A volte, ammette l’IL, le “tensioni” che si sono manifestate nelle consultazioni preparatorie riguardano questioni di dottrina già risolte, come l’impossibilità di ordinare le donne al sacerdozio cattolico. Tuttavia, anche in questi casi, il documento resiste all’idea che le questioni risolte possano essere risolte:
Il fatto che continuino a emergere domande su questioni come queste non dovrebbe essere liquidato frettolosamente, ma piuttosto invita al discernimento, e l’Assemblea sinodale è un forum privilegiato per farlo,
Il linguaggio usato in tutto il documento tradisce la stessa riluttanza a difendere la dottrina della Chiesa.
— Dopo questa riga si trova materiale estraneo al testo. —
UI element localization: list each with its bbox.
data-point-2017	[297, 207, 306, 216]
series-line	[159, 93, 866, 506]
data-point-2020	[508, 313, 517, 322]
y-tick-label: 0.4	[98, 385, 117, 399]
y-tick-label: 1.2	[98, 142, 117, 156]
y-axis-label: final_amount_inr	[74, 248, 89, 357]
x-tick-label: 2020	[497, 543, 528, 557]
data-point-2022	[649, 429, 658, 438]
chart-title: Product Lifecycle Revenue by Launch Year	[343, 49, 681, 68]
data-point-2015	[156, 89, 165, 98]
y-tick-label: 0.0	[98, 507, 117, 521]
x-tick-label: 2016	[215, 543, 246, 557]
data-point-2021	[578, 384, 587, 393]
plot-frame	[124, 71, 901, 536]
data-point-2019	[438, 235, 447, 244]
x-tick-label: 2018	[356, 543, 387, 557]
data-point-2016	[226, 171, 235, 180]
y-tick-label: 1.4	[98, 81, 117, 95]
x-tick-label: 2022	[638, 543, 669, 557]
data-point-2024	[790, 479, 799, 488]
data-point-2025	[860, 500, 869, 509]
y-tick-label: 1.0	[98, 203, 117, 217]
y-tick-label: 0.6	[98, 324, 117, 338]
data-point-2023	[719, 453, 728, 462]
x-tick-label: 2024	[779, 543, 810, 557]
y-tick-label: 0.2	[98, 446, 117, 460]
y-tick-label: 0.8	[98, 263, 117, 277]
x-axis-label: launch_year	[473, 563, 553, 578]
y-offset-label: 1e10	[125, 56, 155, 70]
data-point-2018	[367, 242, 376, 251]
La parola “omosessuale” non compare nell’IL; gli autori usano invece “LGBTQ+”, abbracciando il termine preferito dai rivoluzionari sessuali. La parola “matrimonio” compare tre volte nel documento: due volte in riferimento alle unioni poligame, una volta ai matrimoni interconfessionali, mai al matrimonio cristiano. Parole come “peccato” e “redenzione” non si trovano da nessuna parte.
Forse la ragione di questo approccio si trova nell’affermazione dell’IL secondo cui “la vita sinodale non è una strategia per organizzare la Chiesa, ma l’esperienza di poter trovare un’unità che abbraccia la diversità senza cancellarla, perché è fondata sull’unione con Dio nella confessione della stessa fede”. Ma che cos’è questa fede condivisa e come possiamo risolvere le questioni su ciò che la fede richiede da noi?
Per definire il significato e l’esercizio corretto della “sinodalità”, dobbiamo innanzitutto capire quali sono i principi basilari, fondamentali e non negoziabili su cui si basa la nostra fede cattolica. Sulla base di questi principi – la dottrina della Chiesa – potremmo discernere un modo per risolvere le dispute divisive. Se il Sinodo sulla sinodalità seguirà le indicazioni dell’instrumentum laboris e trascurerà le questioni fondamentali per concentrarsi su quelle più scottanti, sarà destinato al fallimento.